Initial work from Javier Álvarez’s thesis work on modelling failure in distributed systems has been accepted for 34th Symposium on Reliable Distributed Systems (SRDS 2015).
Javier Álvarez Cid-Fuentes, Claudia Szabo and Katrina Falkner, Online Behavior Identification in Distributed Systems. In Proceedings of the 34th Symposium on Reliable Distributed Systems (SRDS 2015).

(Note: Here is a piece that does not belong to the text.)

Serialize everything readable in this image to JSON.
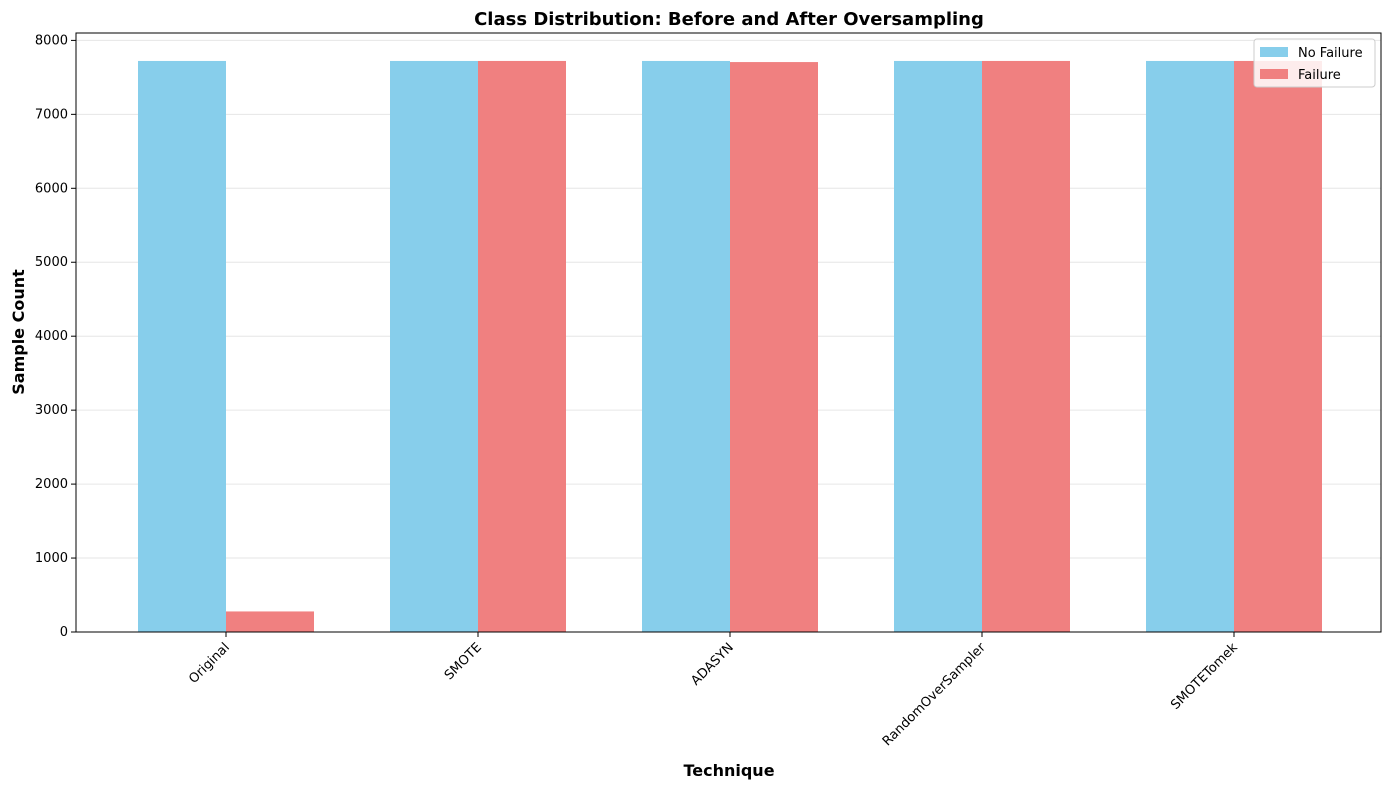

The diagnosis, prediction, and understanding of unexpected behavior is crucial for long running, large scale distributed systems. However, existing works focus on the identification of faults in specific time moments preceded by significantly abnormal metric readings, or require a previous analysis of historical failure data. In this work, we propose an online behavior classification system to identify a wide range of undesired behaviors, which may appear even in healthy systems, and their evolution over time. We employ a two-step process involving two online classifiers on periodically collected system metrics to identify at runtime normal and anomalous behaviors such as deadlock, starvation and livelock, without any previous analysis of historical failure data. Our approach achieves over 80% accuracy in detecting unexpected behaviors and over 90% accuracy in identifying their type with a short delay after the anomalies appear, and with minimal expert intervention. Our experimental analysis uses system execution traces obtained from a Google cluster and from our in-house distributed system with varied behaviors, and shows the benefits of our approach as well as future research challenges.